Donnerstag, 19. Januar 2017

Was macht man mit einem Nagelbrett, wenn man kein Fakir ist?

Man macht damit Filme - was sonst? So sahen das jedenfalls Claire Parker und Alexandre Alexeïeff. Sehen wir uns zunächst den ersten und vielleicht bekanntesten Film der beiden an:

UNE NUIT SUR LE MONT CHAUVE (EINE NACHT AUF DEM KAHLEN BERGE)
Frankreich 1933
Regie: Alexandre Alexeïeff und Claire Parker



Die Musik, die dem Film seinen Titel und sein Thema gab, ist die sinfonische Dichtung "Eine Nacht auf dem kahlen Berge" von Modest Mussorgski, hier in einer Orchesterbearbeitung von Nikolai Rimski-Korsakow. Es geht in der Musik (und somit auch im Film) um eine Art Hexensabbat auf dem slowenischen Berg Triglav. Es passieren die wildesten Dinge in dieser Nacht, und man sollte als gewöhnlicher Sterblicher besser nicht in der Nähe sein, aber am nächsten Morgen ist der Spuk vorbei. Damit ist das Stück thematisch mit "Danse macabre" von Camille Saint-Saëns verwandt, das auch mehrere filmische Interpretationen erfuhr. Zu Mussorgski sollten Parker und Alexeïeff noch zweimal zurückkehren.

Alexandre Alexeïeff und Claire Parker 1960 (À PROPOS DE JIVAGO)
Alexandre Alexeïeff (1901-1982), ursprünglich Alexander Alexandrowitsch Alexejew, war ein Russe im französischen Exil. Einige Jahre seiner Kindheit verbrachte er in Istanbul, wo sein Vater Militärattaché war. Nach dem Besuch einer Kadettenanstalt in Sankt Petersburg emigrierte er 1921 und landete schließlich in Paris - Französisch hatte er auf Betreiben seiner Mutter schon als Kind gelernt. 1923 heiratete Alexeïeff die Schauspielerin und Zeichnerin Alexandra Grinevsky (oder, nach russischer Konvention, Grinevskaya), die uneheliche Tochter eines russischen Würdenträgers, der sie schon als Kind nach Paris abgeschoben hatte. Mit Alexandra hatte Alexeïeff eine Tochter, die Malerin Svetlana Alexeieff-Rockwell (1923-2015) - sie ist die Mutter des Regisseurs Alexandre Rockwell. Während der 20er Jahre betätigte sich Alexeïeff als Bühnenbildner und Kostümdesigner für Theatergrößen wie Louis Jouvet und Georges Pitoëff sowie als Buchillustrator - sein zeichnerisches Talent wurde schon in der Kadettenanstalt gefördert, und er hatte sich zum Graveur weitergebildet. Das Spektrum der von Alexeïeff illustrierten Autoren reichte von Gogol, Puschkin und Dostojewskij über Poe und Cervantes bis Apollinaire, Baudelaire und Malraux. 1931 lernte er die wohlhabende amerikanische Kunststudentin Claire Parker (1906-1981) kennen, die schon ein technisches Studium am Massachusetts Institute of Technology absolviert hatte und nun nach Paris gezogen war. Nach Alexeïeffs Scheidung 1940 oder 1941 (die Quellen sind sich nicht ganz einig) wurde Parker seine zweite Frau. Parker und Alexeïeff waren aber schon bald nach ihrer Bekanntschaft ein Liebespaar, und Alexandra Grinevsky arrangierte sich irgendwie mit der Situation.

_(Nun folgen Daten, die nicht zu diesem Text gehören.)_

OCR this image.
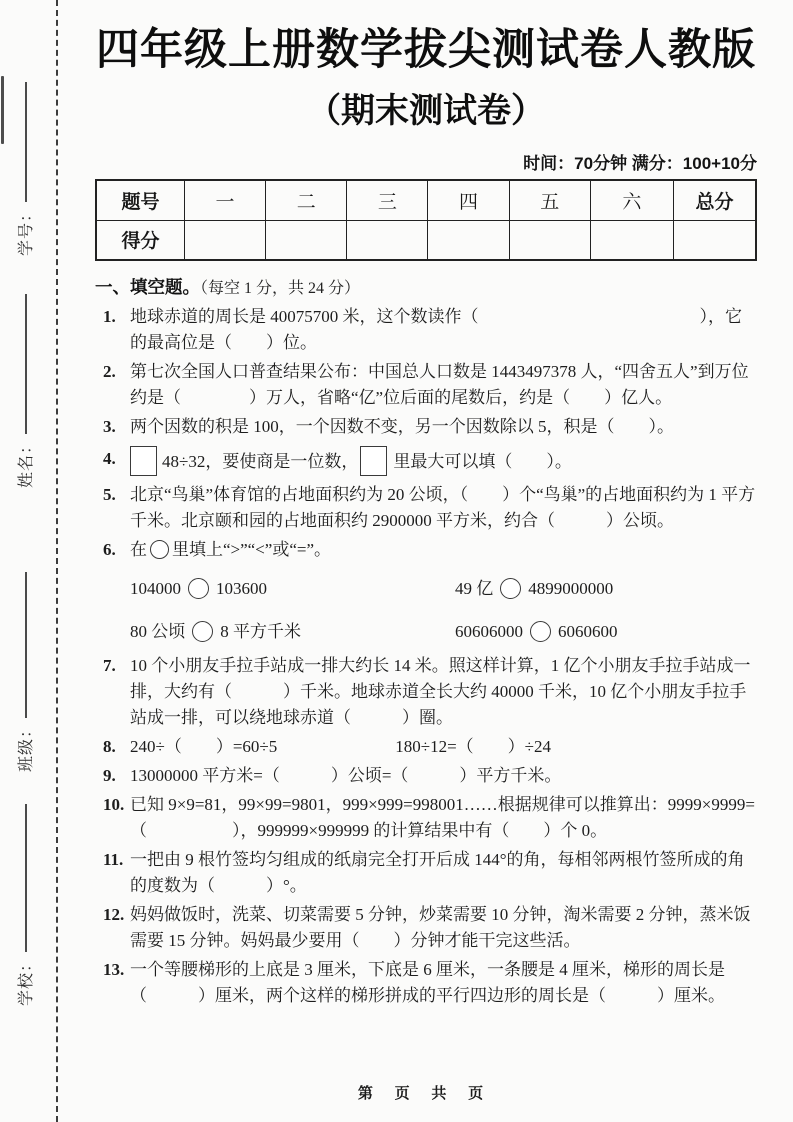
学号：
姓名：
班级：
学校：
四年级上册数学拔尖测试卷人教版
（期末测试卷）
时间：70分钟 满分：100+10分
题号	一	二	三	四	五	六	总分
得分							
一、填空题。（每空 1 分，共 24 分）
1. 地球赤道的周长是 40075700 米，这个数读作（　　　　　　　　　　　　　），它的最高位是（　　）位。
2. 第七次全国人口普查结果公布：中国总人口数是 1443497378 人，“四舍五人”到万位约是（　　　　）万人，省略“亿”位后面的尾数后，约是（　　）亿人。
3. 两个因数的积是 100，一个因数不变，另一个因数除以 5，积是（　　）。
4.	48÷32，要使商是一位数， 里最大可以填（　　）。
5. 北京“鸟巢”体育馆的占地面积约为 20 公顷，（　　）个“鸟巢”的占地面积约为 1 平方千米。北京颐和园的占地面积约 2900000 平方米，约合（　　　）公顷。
6. 在 里填上“>”“<”或“=”。
104000 103600	49 亿 4899000000
80 公顷 8 平方千米	60606000 6060600
7. 10 个小朋友手拉手站成一排大约长 14 米。照这样计算，1 亿个小朋友手拉手站成一排，大约有（　　　）千米。地球赤道全长大约 40000 千米，10 亿个小朋友手拉手站成一排，可以绕地球赤道（　　　）圈。
8. 240÷（　　）=60÷5	180÷12=（　　）÷24
9. 13000000 平方米=（　　　）公顷=（　　　）平方千米。
10. 已知 9×9=81，99×99=9801，999×999=998001……根据规律可以推算出：9999×9999=（　　　　　），999999×999999 的计算结果中有（　　）个 0。
11. 一把由 9 根竹签均匀组成的纸扇完全打开后成 144°的角，每相邻两根竹签所成的角的度数为（　　　）°。
12. 妈妈做饭时，洗菜、切菜需要 5 分钟，炒菜需要 10 分钟，淘米需要 2 分钟，蒸米饭需要 15 分钟。妈妈最少要用（　　）分钟才能干完这些活。
13. 一个等腰梯形的上底是 3 厘米，下底是 6 厘米，一条腰是 4 厘米，梯形的周长是（　　　）厘米，两个这样的梯形拼成的平行四边形的周长是（　　　）厘米。
第 页 共 页
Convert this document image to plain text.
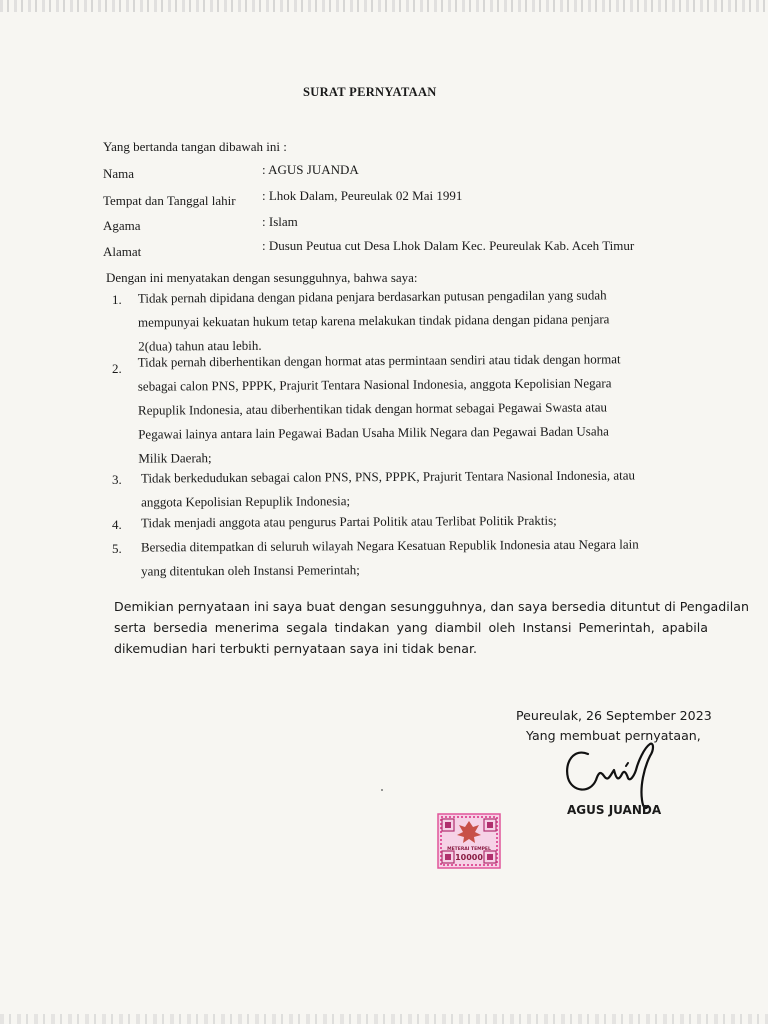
SURAT PERNYATAAN
Yang bertanda tangan dibawah ini :
Nama	: AGUS JUANDA
Tempat dan Tanggal lahir : Lhok Dalam, Peureulak 02 Mai 1991
Agama	: Islam
Alamat	: Dusun Peutua cut Desa Lhok Dalam Kec. Peureulak Kab. Aceh Timur
Dengan ini menyatakan dengan sesungguhnya, bahwa saya:
1. Tidak pernah dipidana dengan pidana penjara berdasarkan putusan pengadilan yang sudah
mempunyai kekuatan hukum tetap karena melakukan tindak pidana dengan pidana penjara
2(dua) tahun atau lebih.
2. Tidak pernah diberhentikan dengan hormat atas permintaan sendiri atau tidak dengan hormat
sebagai calon PNS, PPPK, Prajurit Tentara Nasional Indonesia, anggota Kepolisian Negara
Repuplik Indonesia, atau diberhentikan tidak dengan hormat sebagai Pegawai Swasta atau
Pegawai lainya antara lain Pegawai Badan Usaha Milik Negara dan Pegawai Badan Usaha
Milik Daerah;
3. Tidak berkedudukan sebagai calon PNS, PNS, PPPK, Prajurit Tentara Nasional Indonesia, atau
anggota Kepolisian Repuplik Indonesia;
4. Tidak menjadi anggota atau pengurus Partai Politik atau Terlibat Politik Praktis;
5. Bersedia ditempatkan di seluruh wilayah Negara Kesatuan Republik Indonesia atau Negara lain
yang ditentukan oleh Instansi Pemerintah;
Demikian pernyataan ini saya buat dengan sesungguhnya, dan saya bersedia dituntut di Pengadilan
serta bersedia menerima segala tindakan yang diambil oleh Instansi Pemerintah, apabila
dikemudian hari terbukti pernyataan saya ini tidak benar.
Peureulak, 26 September 2023
Yang membuat pernyataan,
AGUS JUANDA
METERAI TEMPEL
10000
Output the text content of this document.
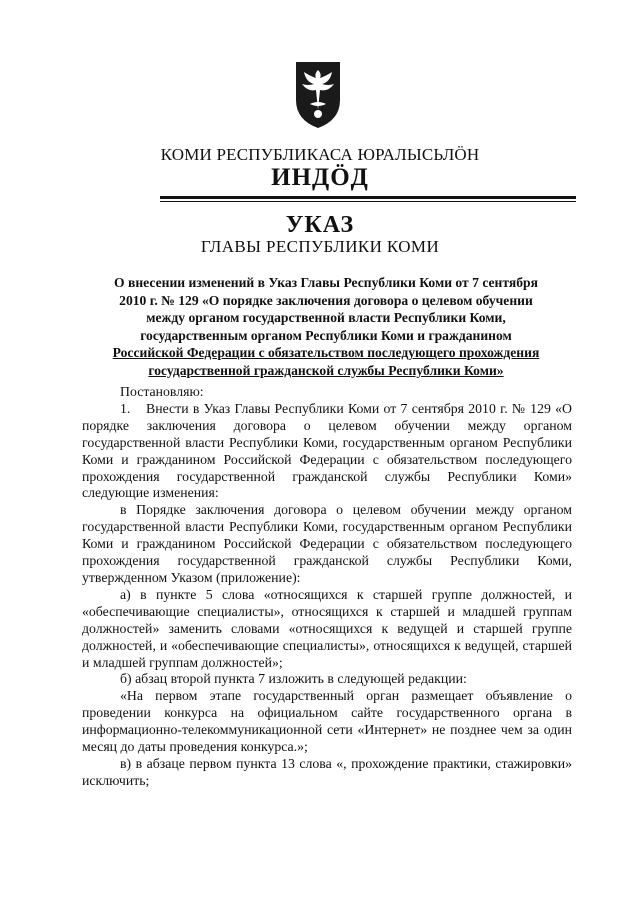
КОМИ РЕСПУБЛИКАСА ЮРАЛЫСЬЛÖН
ИНДÖД
УКАЗ
ГЛАВЫ РЕСПУБЛИКИ КОМИ
О внесении изменений в Указ Главы Республики Коми от 7 сентября
2010 г. № 129 «О порядке заключения договора о целевом обучении
между органом государственной власти Республики Коми,
государственным органом Республики Коми и гражданином
Российской Федерации с обязательством последующего прохождения
государственной гражданской службы Республики Коми»

Постановляю:

1. Внести в Указ Главы Республики Коми от 7 сентября 2010 г. № 129 «О порядке заключения договора о целевом обучении между органом государственной власти Республики Коми, государственным органом Республики Коми и гражданином Российской Федерации с обязательством последующего прохождения государственной гражданской службы Республики Коми» следующие изменения:

в Порядке заключения договора о целевом обучении между органом государственной власти Республики Коми, государственным органом Республики Коми и гражданином Российской Федерации с обязательством последующего прохождения государственной гражданской службы Республики Коми, утвержденном Указом (приложение):

а) в пункте 5 слова «относящихся к старшей группе должностей, и «обеспечивающие специалисты», относящихся к старшей и младшей группам должностей» заменить словами «относящихся к ведущей и старшей группе должностей, и «обеспечивающие специалисты», относящихся к ведущей, старшей и младшей группам должностей»;

б) абзац второй пункта 7 изложить в следующей редакции:

«На первом этапе государственный орган размещает объявление о проведении конкурса на официальном сайте государственного органа в информационно-телекоммуникационной сети «Интернет» не позднее чем за один месяц до даты проведения конкурса.»;

в) в абзаце первом пункта 13 слова «, прохождение практики, стажировки» исключить;
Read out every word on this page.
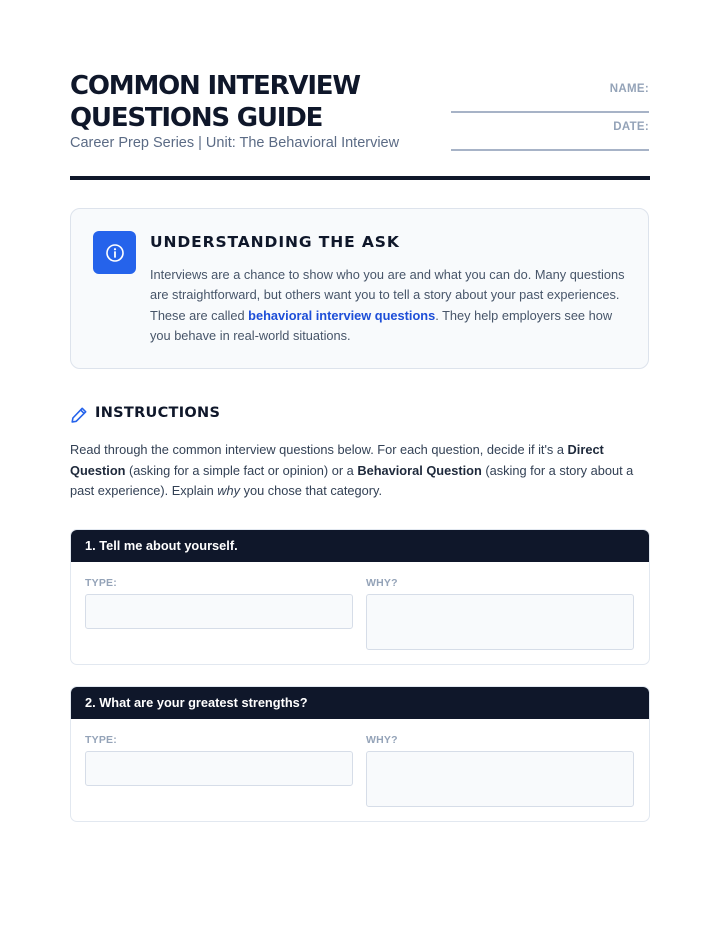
COMMON INTERVIEW QUESTIONS GUIDE
Career Prep Series | Unit: The Behavioral Interview
NAME:
DATE:
UNDERSTANDING THE ASK
Interviews are a chance to show who you are and what you can do. Many questions are straightforward, but others want you to tell a story about your past experiences. These are called behavioral interview questions. They help employers see how you behave in real-world situations.
INSTRUCTIONS
Read through the common interview questions below. For each question, decide if it's a Direct Question (asking for a simple fact or opinion) or a Behavioral Question (asking for a story about a past experience). Explain why you chose that category.
1. Tell me about yourself.
TYPE:	WHY?
2. What are your greatest strengths?
TYPE:	WHY?
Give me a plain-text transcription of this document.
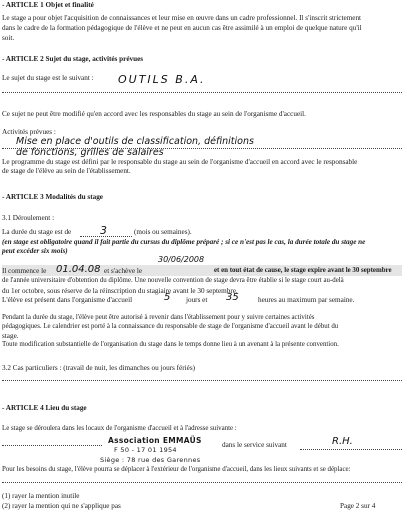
- ARTICLE 1 Objet et finalité
Le stage a pour objet l'acquisition de connaissances et leur mise en œuvre dans un cadre professionnel. Il s'inscrit strictement
dans le cadre de la formation pédagogique de l'élève et ne peut en aucun cas être assimilé à un emploi de quelque nature qu'il
soit.
- ARTICLE 2 Sujet du stage, activités prévues
Le sujet du stage est le suivant : OUTILS B.A.
Ce sujet ne peut être modifié qu'en accord avec les responsables du stage au sein de l'organisme d'accueil.
Activités prévues :
Mise en place d'outils de classification, définitions
de fonctions, grilles de salaires
Le programme du stage est défini par le responsable du stage au sein de l'organisme d'accueil en accord avec le responsable
de stage de l'élève au sein de l'établissement.
- ARTICLE 3 Modalités du stage
3.1 Déroulement :
La durée du stage est de	3	(mois ou semaines).
(en stage est obligatoire quand il fait partie du cursus du diplôme préparé ; si ce n'est pas le cas, la durée totale du stage ne
peut excéder six mois)
Il commence le 01.04.08 et s'achève le
30/06/2008
et en tout état de cause, le stage expire avant le 30 septembre
de l'année universitaire d'obtention du diplôme. Une nouvelle convention de stage devra être établie si le stage court au-delà
du 1er octobre, sous réserve de la réinscription du stagiaire avant le 30 septembre.
L'élève est présent dans l'organisme d'accueil	5 jours et 35	heures au maximum par semaine.
Pendant la durée du stage, l'élève peut être autorisé à revenir dans l'établissement pour y suivre certaines activités
pédagogiques. Le calendrier est porté à la connaissance du responsable de stage de l'organisme d'accueil avant le début du
stage.
Toute modification substantielle de l'organisation du stage dans le temps donne lieu à un avenant à la présente convention.
3.2 Cas particuliers : (travail de nuit, les dimanches ou jours fériés)
- ARTICLE 4 Lieu du stage
Le stage se déroulera dans les locaux de l'organisme d'accueil et à l'adresse suivante :
Association EMMAÜS
F 50 - 17 01 1954
Siège : 78 rue des Garennes
dans le service suivant	R.H.
Pour les besoins du stage, l'élève pourra se déplacer à l'extérieur de l'organisme d'accueil, dans les lieux suivants et se déplace:
(1) rayer la mention inutile
(2) rayer la mention qui ne s'applique pas	Page 2 sur 4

Alexeïeff und Parker bei der Arbeit an Illustrationen zu "Doktor Schiwago" (À PROPOS DE JIVAGO)
Irgendwann Ende der 20er oder Anfang der 30er Jahre verspürte Alexeïeff den Wunsch, die Bilder im Stil seiner Buchillustrationen in Filmen zum Leben zu erwecken. Die feinen Graustufen, Schattierungen und plastischen Wirkungen, die man mit Lithografie, Aquatinta und ähnlichen Techniken hervorrufen konnte, und die Alexeïeff schätzte, waren aber mit der klassischen Zeichentricktechnik der cel animation kaum zu erreichen, und was er keinesfalls machen wollte, waren Filme im Cartoon-Stil. Deshalb ließ er sich etwas anderes einfallen - etwas ganz anderes. Und damit kommen wir zum Nagelbrett (auf Englisch meist pinscreen, gelegentlich auch pinboard genannt, auf Französisch écran d'épingles). Zunächst mit Unterstützung von Alexandra Grinevsky, dann mit Parker, entwickelte Alexeïeff das Verfahren, zeitweise arbeiteten auch alle drei zusammen daran. Die technisch begabte Claire Parker hatte möglicherweise den größten Anteil, jedenfalls lief das 1935 erteilte französische Patent auf ihren Namen. Künstlerisch scheint Alexeïeff der Kopf der Gruppe gewesen zu sein. Bei den fünf eigenständigen Filmen sowie dem Prolog zu Orson Welles' LE PROCÈS, die mit dem Nagelbrett realisiert wurden, arbeiteten Parker und Alexeïeff als Animateure und Regisseure eng zusammen, so dass man sie alle als gemeinsame Werke der beiden bezeichnen muss. Grinevsky war daran nicht mehr beteiligt, aber bei etlichen der Werbefilme, die die Gruppe zum Broterwerb drehte (ohne Nagelbrett, was viel schneller ging), wirkte sie aktiv mit.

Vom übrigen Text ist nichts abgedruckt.